A crítica contemporânea aos Comentários foi dirigida não contra o livro como um todo, mas contra pontos particulares. A visão de Blackstone de que a dissidência, na lei, era um crime foi particularmente criticada. A crítica mais prejudicial chegou perto do fim da vida de Blackstone e teve o seu maior efeito após a sua morte. O filósofo Jeremy Bentham atacou-o como um “inimigo da reforma” – uma acusação que não é surpreendente considerando que Bentham era um reformador legal radical e Blackstone um expositor histórico da lei.

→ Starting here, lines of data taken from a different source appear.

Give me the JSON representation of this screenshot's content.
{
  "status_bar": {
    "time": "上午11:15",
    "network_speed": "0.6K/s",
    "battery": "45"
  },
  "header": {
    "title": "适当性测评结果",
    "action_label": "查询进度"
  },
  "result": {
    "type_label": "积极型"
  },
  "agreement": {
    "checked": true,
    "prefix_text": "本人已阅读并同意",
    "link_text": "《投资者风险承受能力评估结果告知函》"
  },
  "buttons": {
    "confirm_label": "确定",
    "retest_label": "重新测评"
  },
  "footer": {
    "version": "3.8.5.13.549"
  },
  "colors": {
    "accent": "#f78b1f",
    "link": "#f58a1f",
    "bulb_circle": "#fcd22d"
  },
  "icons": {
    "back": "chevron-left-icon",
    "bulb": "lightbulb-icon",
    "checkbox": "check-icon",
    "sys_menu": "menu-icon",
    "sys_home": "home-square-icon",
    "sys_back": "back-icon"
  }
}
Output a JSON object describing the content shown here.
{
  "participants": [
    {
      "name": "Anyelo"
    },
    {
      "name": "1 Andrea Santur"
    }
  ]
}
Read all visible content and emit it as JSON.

Mas Blackstone não era necessariamente um defensor nem do status quo nem de interesses particulares. Ele certamente acreditava que a constituição era “sabiamente arquitetada”, mas estava ciente de que ela tinha falhas. Na verdade, algumas passagens dos Comentários poderiam muito bem ter sido citadas a favor da reforma parlamentar; por exemplo, ele afirmou que poderia haver “uma representação mais completa do povo”, uma observação que expressava desaprovação de bairros podres.

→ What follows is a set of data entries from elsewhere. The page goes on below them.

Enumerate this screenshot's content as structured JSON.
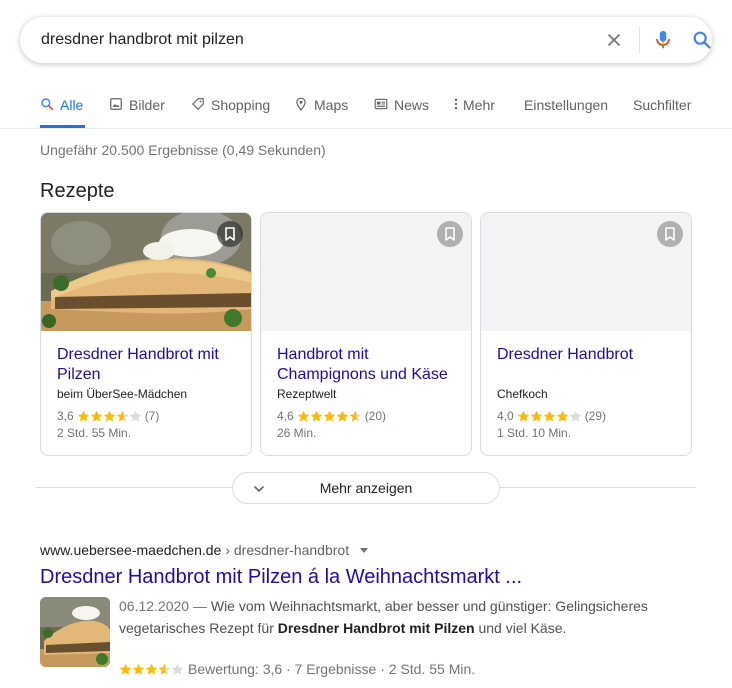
{
  "search": {
    "query": "dresdner handbrot mit pilzen",
    "clear_icon": "close-icon",
    "mic_icon": "mic-icon",
    "search_icon": "search-icon"
  },
  "tabs": [
    {
      "label": "Alle",
      "icon": "search-icon",
      "active": true
    },
    {
      "label": "Bilder",
      "icon": "image-icon"
    },
    {
      "label": "Shopping",
      "icon": "tag-icon"
    },
    {
      "label": "Maps",
      "icon": "location-pin-icon"
    },
    {
      "label": "News",
      "icon": "news-icon"
    },
    {
      "label": "Mehr",
      "icon": "more-vert-icon"
    },
    {
      "label": "Einstellungen"
    },
    {
      "label": "Suchfilter"
    }
  ],
  "result_stats": "Ungefähr 20.500 Ergebnisse (0,49 Sekunden)",
  "recipes": {
    "heading": "Rezepte",
    "cards": [
      {
        "title": "Dresdner Handbrot mit Pilzen",
        "source": "beim ÜberSee-Mädchen",
        "rating": "3,6",
        "rating_value": 3.6,
        "reviews": "(7)",
        "time": "2 Std. 55 Min.",
        "has_image": true
      },
      {
        "title": "Handbrot mit Champignons und Käse",
        "source": "Rezeptwelt",
        "rating": "4,6",
        "rating_value": 4.6,
        "reviews": "(20)",
        "time": "26 Min.",
        "has_image": false
      },
      {
        "title": "Dresdner Handbrot",
        "source": "Chefkoch",
        "rating": "4,0",
        "rating_value": 4.0,
        "reviews": "(29)",
        "time": "1 Std. 10 Min.",
        "has_image": false
      }
    ],
    "more_label": "Mehr anzeigen"
  },
  "result": {
    "url": "www.uebersee-maedchen.de",
    "path": "› dresdner-handbrot",
    "title": "Dresdner Handbrot mit Pilzen á la Weihnachtsmarkt ...",
    "date": "06.12.2020 —",
    "snippet_a": " Wie vom Weihnachtsmarkt, aber besser und günstiger: Gelingsicheres vegetarisches Rezept für ",
    "snippet_bold": "Dresdner Handbrot mit Pilzen",
    "snippet_b": " und viel Käse.",
    "rating_value": 3.6,
    "rating_text": "Bewertung: 3,6 · 7 Ergebnisse · 2 Std. 55 Min."
  },
  "colors": {
    "accent": "#1a73e8",
    "link": "#1a0dab",
    "star": "#fbbc04",
    "star_empty": "#dadce0"
  }
}
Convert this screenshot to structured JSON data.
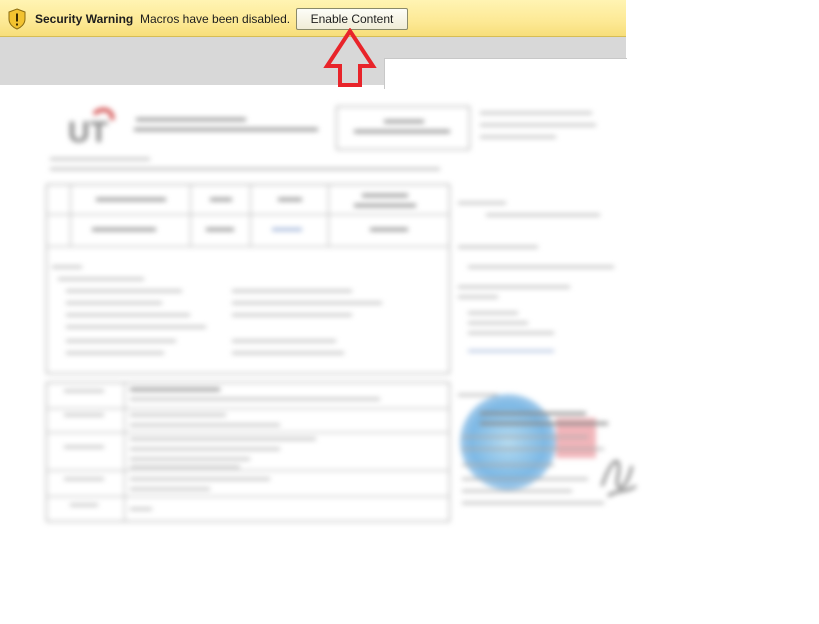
{
  "security_bar": {
    "icon": "shield-warning-icon",
    "title": "Security Warning",
    "message": "Macros have been disabled.",
    "button_label": "Enable Content"
  },
  "colors": {
    "bar_background": "#fde995",
    "arrow": "#e8242a",
    "workspace": "#d8d8d8"
  },
  "document": {
    "state": "blurred",
    "logo_text": "UT"
  }
}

Mas seria absurdo esperar que os Comentários fossem principalmente um apelo à reforma. Seu propósito, como o das palestras em que se baseia, é o de explicar e descrever. A descrição que Blackstone fez da lei como ela existia foi precisa e abrangente e foi de grande utilidade para aqueles que a desejavam reformar. Sua descrição da constituição estava muito mais de acordo com os fatos do que alguns de seus críticos permitiram, e sua declaração da soberania do Parlamento e seu reconhecimento das implicações da soberania foram realizações significativas.
Dito isto, ainda é inegável que o mérito dos Comentários como uma obra de literatura facilmente supera seu valor como tratado de governo. É escrito em um estilo alusivo e elegante, e sua linguagem é simples e clara. Seja pelas suas qualidades literárias ou pela sua bajulação de preconceitos públicos, a influência do livro na Inglaterra foi extraordinária. Foi aceito como uma revelação autoritária da lei, e realizou para as classes educadas na Inglaterra muito o mesmo serviço que foi prestado ao povo de Roma pela publicação de suas leis anteriormente desconhecidas. Até hoje as críticas de Blackstone à constituição inglesa provavelmente expressam as mais profundas convicções políticas da maioria do povo inglês.

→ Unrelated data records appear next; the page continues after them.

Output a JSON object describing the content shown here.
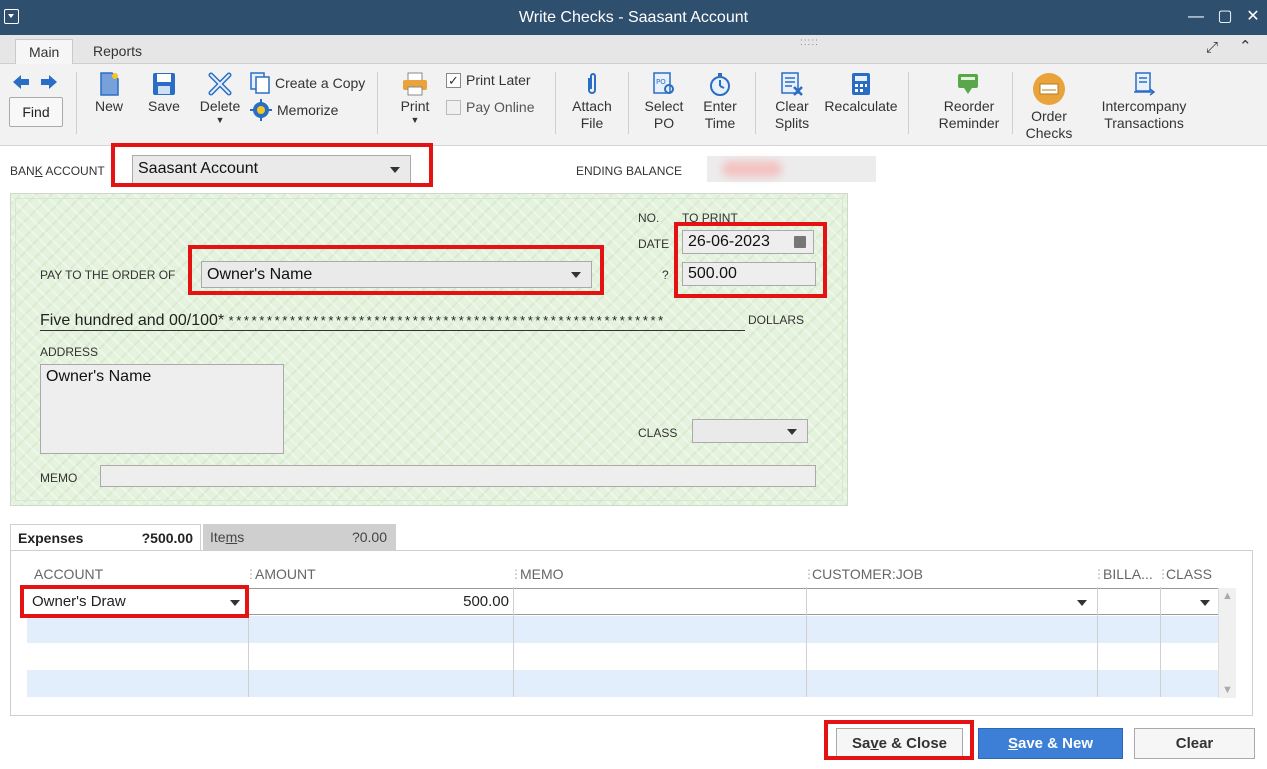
{
  "window": {
    "title": "Write Checks - Saasant Account"
  },
  "tabs": [
    {
      "label": "Main"
    },
    {
      "label": "Reports"
    }
  ],
  "toolbar": {
    "find": "Find",
    "new": "New",
    "save": "Save",
    "delete": "Delete",
    "create_copy": "Create a Copy",
    "memorize": "Memorize",
    "print": "Print",
    "print_later": "Print Later",
    "pay_online": "Pay Online",
    "attach_file": [
      "Attach",
      "File"
    ],
    "select_po": [
      "Select",
      "PO"
    ],
    "enter_time": [
      "Enter",
      "Time"
    ],
    "clear_splits": [
      "Clear",
      "Splits"
    ],
    "recalculate": "Recalculate",
    "reorder_reminder": [
      "Reorder",
      "Reminder"
    ],
    "order_checks": [
      "Order",
      "Checks"
    ],
    "intercompany": [
      "Intercompany",
      "Transactions"
    ]
  },
  "header": {
    "bank_account_label_pre": "BAN",
    "bank_account_label_k": "K",
    "bank_account_label_post": " ACCOUNT",
    "bank_account_value": "Saasant Account",
    "ending_balance_label": "ENDING BALANCE"
  },
  "check": {
    "no_label": "NO.",
    "no_value": "TO PRINT",
    "date_label": "DATE",
    "date_value": "26-06-2023",
    "pay_to_label": "PAY TO THE ORDER OF",
    "pay_to_value": "Owner's Name",
    "amount_label": "?",
    "amount_value": "500.00",
    "amount_words": "Five hundred and 00/100*",
    "amount_stars": "* * * * * * * * * * * * * * * * * * * * * * * * * * * * * * * * * * * * * * * * * * * * * * * * * * * * * * * * *",
    "dollars_label": "DOLLARS",
    "address_label": "ADDRESS",
    "address_value": "Owner's Name",
    "class_label": "CLASS",
    "memo_label": "MEMO"
  },
  "detail_tabs": {
    "expenses_label": "Expenses",
    "expenses_total": "?500.00",
    "items_label_pre": "Ite",
    "items_label_u": "m",
    "items_label_post": "s",
    "items_total": "?0.00"
  },
  "grid": {
    "columns": [
      "ACCOUNT",
      "AMOUNT",
      "MEMO",
      "CUSTOMER:JOB",
      "BILLA...",
      "CLASS"
    ],
    "rows": [
      {
        "account": "Owner's Draw",
        "amount": "500.00"
      }
    ]
  },
  "buttons": {
    "save_close_pre": "Sa",
    "save_close_u": "v",
    "save_close_post": "e & Close",
    "save_new_u": "S",
    "save_new_post": "ave & New",
    "clear": "Clear"
  },
  "colors": {
    "titlebar": "#2f4f6f",
    "highlight": "#e41212",
    "primary_button": "#3d7fd6",
    "check_bg": "#e5f3de"
  }
}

A fama de Blackstone no século 19 foi maior nos Estados Unidos do que na terra natal de Blackstone. Após a Guerra Revolucionária Americana, os Comentários foram a principal fonte do conhecimento da lei inglesa na república americana. Uma obra que era um livro de texto no velho país tornou-se no novo um oráculo da lei. Os resultados dessa transposição nem sempre foram bons, mas, felizmente, o direito vivo na América estava sendo moldado através de instituições locais, e os legisladores e juízes do país eram homens práticos, apesar dos Comentários. No final do século 19, os estudiosos do direito americano começaram a escapar da influência de Blackstone e, em meados do século 20, poucos americanos haviam lido Blackstone mesmo como um clássico. No entanto, Blackstone é um símbolo que os advogados americanos lembram.